Memories
The Unknown
As we know,
There are known knowns.
There are things we know we know.
We also know
There are known unknowns.
That is to say
We know there are some things
We do not know.
But there are also unknown unknowns,
The ones we don't know
We don't know.
Controversial events or eras seem to spark waves of biographies, as the participants work furiously to justify their own actions. Post-World War I, British politicians and generals wrote a raft of histories and memoirs to explain and justify their actions. David Lloyd George's War Memories were just such a set of books, designed to"explain and vindicate" his actions in the First World War.[1] Winston Churchill was past master at such literary exercises, producing multi-volume works that laid out his roles in both world wars, albeit as histories of the wars, rather than simply memoirs.
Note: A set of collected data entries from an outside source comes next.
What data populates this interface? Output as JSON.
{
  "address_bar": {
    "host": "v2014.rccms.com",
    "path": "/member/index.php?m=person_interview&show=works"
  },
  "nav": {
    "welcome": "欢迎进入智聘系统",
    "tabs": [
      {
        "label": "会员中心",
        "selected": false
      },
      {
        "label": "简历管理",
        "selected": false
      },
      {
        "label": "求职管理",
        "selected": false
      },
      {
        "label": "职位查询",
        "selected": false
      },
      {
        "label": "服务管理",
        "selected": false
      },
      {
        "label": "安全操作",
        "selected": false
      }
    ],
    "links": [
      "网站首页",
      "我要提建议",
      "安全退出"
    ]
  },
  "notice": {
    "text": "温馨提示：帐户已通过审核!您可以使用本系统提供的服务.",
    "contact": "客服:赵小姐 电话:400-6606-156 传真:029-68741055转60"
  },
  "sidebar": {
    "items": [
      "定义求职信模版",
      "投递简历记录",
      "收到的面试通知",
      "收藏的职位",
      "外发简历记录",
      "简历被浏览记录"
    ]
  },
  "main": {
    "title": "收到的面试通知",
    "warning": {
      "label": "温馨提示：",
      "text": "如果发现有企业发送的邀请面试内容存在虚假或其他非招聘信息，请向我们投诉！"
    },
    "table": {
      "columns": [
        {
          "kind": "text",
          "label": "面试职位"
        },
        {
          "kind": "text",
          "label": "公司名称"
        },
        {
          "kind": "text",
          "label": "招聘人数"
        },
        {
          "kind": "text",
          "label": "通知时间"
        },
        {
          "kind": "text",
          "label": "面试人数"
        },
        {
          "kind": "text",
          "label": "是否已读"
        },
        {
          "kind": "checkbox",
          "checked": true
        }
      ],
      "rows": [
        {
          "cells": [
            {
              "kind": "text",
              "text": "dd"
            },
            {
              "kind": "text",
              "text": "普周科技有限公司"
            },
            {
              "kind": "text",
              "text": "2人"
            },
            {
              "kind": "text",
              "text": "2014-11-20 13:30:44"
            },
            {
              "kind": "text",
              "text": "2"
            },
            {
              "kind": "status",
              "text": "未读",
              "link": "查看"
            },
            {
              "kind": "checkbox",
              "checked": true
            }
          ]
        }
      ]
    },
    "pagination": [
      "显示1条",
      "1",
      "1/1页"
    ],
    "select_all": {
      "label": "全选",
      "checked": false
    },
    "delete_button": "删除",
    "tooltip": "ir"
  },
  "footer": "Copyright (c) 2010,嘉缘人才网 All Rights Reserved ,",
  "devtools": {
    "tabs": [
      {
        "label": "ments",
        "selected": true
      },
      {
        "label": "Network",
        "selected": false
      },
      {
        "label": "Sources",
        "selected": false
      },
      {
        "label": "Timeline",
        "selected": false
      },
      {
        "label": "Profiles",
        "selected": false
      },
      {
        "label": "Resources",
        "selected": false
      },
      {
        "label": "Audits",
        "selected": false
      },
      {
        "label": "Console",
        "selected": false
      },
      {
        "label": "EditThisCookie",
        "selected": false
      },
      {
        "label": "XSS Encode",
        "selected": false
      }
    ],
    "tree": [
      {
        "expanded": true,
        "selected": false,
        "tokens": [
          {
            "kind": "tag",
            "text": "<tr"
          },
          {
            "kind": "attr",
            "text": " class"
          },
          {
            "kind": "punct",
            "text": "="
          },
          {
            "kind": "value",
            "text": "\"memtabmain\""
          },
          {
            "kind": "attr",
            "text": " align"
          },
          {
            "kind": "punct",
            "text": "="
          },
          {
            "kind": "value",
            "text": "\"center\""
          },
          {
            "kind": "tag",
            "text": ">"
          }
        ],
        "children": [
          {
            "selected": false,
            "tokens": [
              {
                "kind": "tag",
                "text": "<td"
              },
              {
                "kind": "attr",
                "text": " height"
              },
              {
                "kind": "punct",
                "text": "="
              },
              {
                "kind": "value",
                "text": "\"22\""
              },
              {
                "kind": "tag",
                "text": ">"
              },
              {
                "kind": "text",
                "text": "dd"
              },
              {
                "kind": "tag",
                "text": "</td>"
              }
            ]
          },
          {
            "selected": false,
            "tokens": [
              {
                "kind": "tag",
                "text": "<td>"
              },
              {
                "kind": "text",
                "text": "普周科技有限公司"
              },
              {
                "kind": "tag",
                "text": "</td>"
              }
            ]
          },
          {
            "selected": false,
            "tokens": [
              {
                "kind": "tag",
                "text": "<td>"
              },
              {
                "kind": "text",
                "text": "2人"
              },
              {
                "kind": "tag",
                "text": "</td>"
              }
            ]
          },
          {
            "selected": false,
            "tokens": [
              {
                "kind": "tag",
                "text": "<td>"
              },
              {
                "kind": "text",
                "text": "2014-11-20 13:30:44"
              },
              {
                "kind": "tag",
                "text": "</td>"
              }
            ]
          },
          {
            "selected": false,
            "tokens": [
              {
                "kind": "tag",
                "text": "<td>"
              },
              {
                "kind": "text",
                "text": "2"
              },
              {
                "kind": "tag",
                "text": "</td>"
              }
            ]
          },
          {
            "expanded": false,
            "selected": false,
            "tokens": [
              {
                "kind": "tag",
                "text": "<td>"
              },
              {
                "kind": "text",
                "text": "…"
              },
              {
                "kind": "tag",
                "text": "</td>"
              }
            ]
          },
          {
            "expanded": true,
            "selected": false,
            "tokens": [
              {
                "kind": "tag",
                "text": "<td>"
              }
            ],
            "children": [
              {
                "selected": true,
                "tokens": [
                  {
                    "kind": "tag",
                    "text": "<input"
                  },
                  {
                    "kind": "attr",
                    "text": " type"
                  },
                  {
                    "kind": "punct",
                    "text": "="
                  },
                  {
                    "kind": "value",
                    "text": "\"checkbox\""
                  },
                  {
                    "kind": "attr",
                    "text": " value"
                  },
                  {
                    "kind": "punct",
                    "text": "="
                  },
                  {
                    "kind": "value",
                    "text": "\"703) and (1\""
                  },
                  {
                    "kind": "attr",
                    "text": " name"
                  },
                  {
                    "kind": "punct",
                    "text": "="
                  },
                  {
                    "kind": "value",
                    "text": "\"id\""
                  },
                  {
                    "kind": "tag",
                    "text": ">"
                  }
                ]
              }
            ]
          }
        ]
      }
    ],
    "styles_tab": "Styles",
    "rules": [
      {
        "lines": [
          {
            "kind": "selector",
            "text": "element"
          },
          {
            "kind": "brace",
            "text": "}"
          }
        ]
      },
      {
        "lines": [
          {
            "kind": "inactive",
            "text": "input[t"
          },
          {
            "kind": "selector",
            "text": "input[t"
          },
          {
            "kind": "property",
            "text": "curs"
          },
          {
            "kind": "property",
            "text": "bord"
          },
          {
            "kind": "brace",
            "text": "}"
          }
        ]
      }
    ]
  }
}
Perhaps Churchill's ego was too small to be contained by mere autobiography. As Arthur Balfour, a British politician of the time, wrote, The World Crisis, Churchill's account of the First World War was"autobiography, disguised as a history of the universe."[2] In that desire to vindicate comes an equal temptation to shape the events favorably, a desire that Rumsfeld seems not to have escaped, as Fred Kaplan points out at Slate:
Many autobiographies exhibit [the tendency to self-aggrandizement] to some extent. It can even be tolerable if it's joined to an engaging style or sage insights about broader matters. Rumsfeld's book has no such redeeming features. And even if it did, its distortions and lies (I use the term advisedly) are just too blatant to be countenanced.Rebuttal, indeed.
[1] G.W. Egerton, “The Lloyd George” War Memoirs”: A Study in the Politics of Memory,” The Journal of Modern History 60, no. 1 (1988): 55-94.
[2] John Perry, Winston Churchill (Nashville: Thomas Nelson, 2010), 102.